17. Case for motion. (O. 72 r. 17)
(1) Where an application in a probate cause or matter is to be made to the Court by motion, the applicant must–
(a) not less than 7 clear days before the day on which the motion is to be heard, file a case for motion in the Registry, together with an affidavit verifying the statements of fact made in the case; and
(b) not less than 5 clear days before that day, serve a copy of the case and of every affidavit in support of the motion on any person entitled to be heard in opposition to the motion.
(2) A case for motion must–
(a) set out the proceedings already had in the cause or matter with the dates thereof;
(b) set out the relevant facts in a summary form; and
(c) state the relief or remedy sought by the motion.
18. Application to Court by summons. (O. 72 r. 18)
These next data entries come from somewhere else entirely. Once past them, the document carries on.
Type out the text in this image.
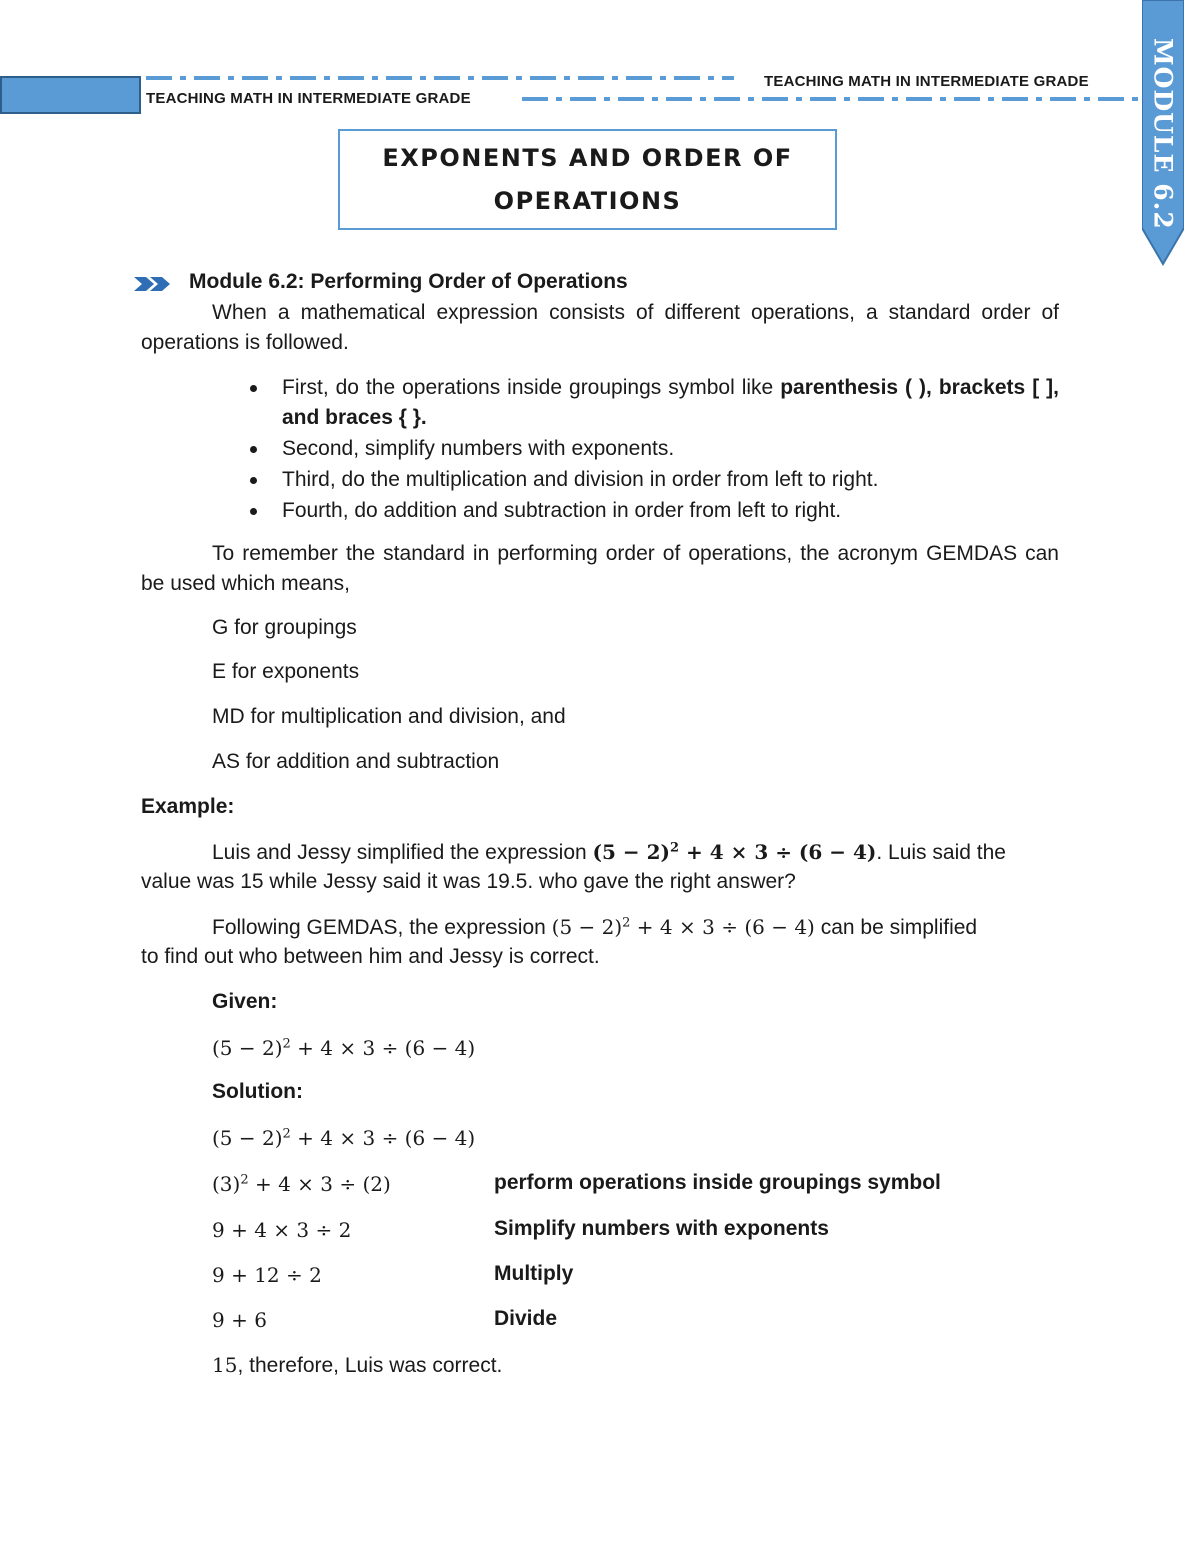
TEACHING MATH IN INTERMEDIATE GRADE
TEACHING MATH IN INTERMEDIATE GRADE MODULE 6.2
EXPONENTS AND ORDER OF
OPERATIONS
Module 6.2: Performing Order of Operations
When a mathematical expression consists of different operations, a standard order of operations is followed.
First, do the operations inside groupings symbol like parenthesis ( ), brackets [ ], and braces { }.
Second, simplify numbers with exponents.
Third, do the multiplication and division in order from left to right.
Fourth, do addition and subtraction in order from left to right.
To remember the standard in performing order of operations, the acronym GEMDAS can be used which means,
G for groupings
E for exponents
MD for multiplication and division, and
AS for addition and subtraction
Example:
Luis and Jessy simplified the expression $(5 - 2)^2 + 4 \times 3 \div (6 - 4)$. Luis said the
value was 15 while Jessy said it was 19.5. who gave the right answer?
Following GEMDAS, the expression $(5 - 2)^2 + 4 \times 3 \div (6 - 4)$ can be simplified
to find out who between him and Jessy is correct.
Given:
$(5 - 2)^2 + 4 \times 3 \div (6 - 4)$
Solution:
$(5 - 2)^2 + 4 \times 3 \div (6 - 4)$
$(3)^2 + 4 \times 3 \div (2)$	perform operations inside groupings symbol
9 + 4 × 3 ÷ 2	Simplify numbers with exponents
9 + 12 ÷ 2	Multiply
9 + 6	Divide
15, therefore, Luis was correct.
Except where these rules otherwise provide, any application to the Court in a probate cause of matter may be made by summons.
19. Form of judgments and orders. (O. 72 r. 19)
(1) Every judgment of the Court in a probate cause or matter shall be signed by the Registrar.
(2) Every order made in such a cause or matter shall be entered by an officer of the Registry in a book for the purpose.
20. Administration Pendente Lite. (O. 72 r. 20)
(1) An application under section 19 of the Probate and Administration Act for the grant of administration may be made to the Registrar by petition.
(2) An administrator to whom a grant is made under the said section 19 must at the time when he begins proceedings for taxation of his costs, or at such other time as the Registrar may direct, produce at the Registry an account (verified by affidavit) of the moneys and other property received or paid or otherwise dealt with by him in his capacity as such an administrator.
(3) Unless the Court otherwise directs, the account shall referred to the Registrar for examination and Order 59, rules 21, 22 and 25 shall with the necessary modifications apply in relation to proceedings for the examination of the administrator’s costs.
(4) Except where the remuneration of the administrator has been fixed by a Judge, the Registrar shall, on the completion of the examination of the administrator’s account, and taxation of his costs, assess and provide for the administrator’s remuneration.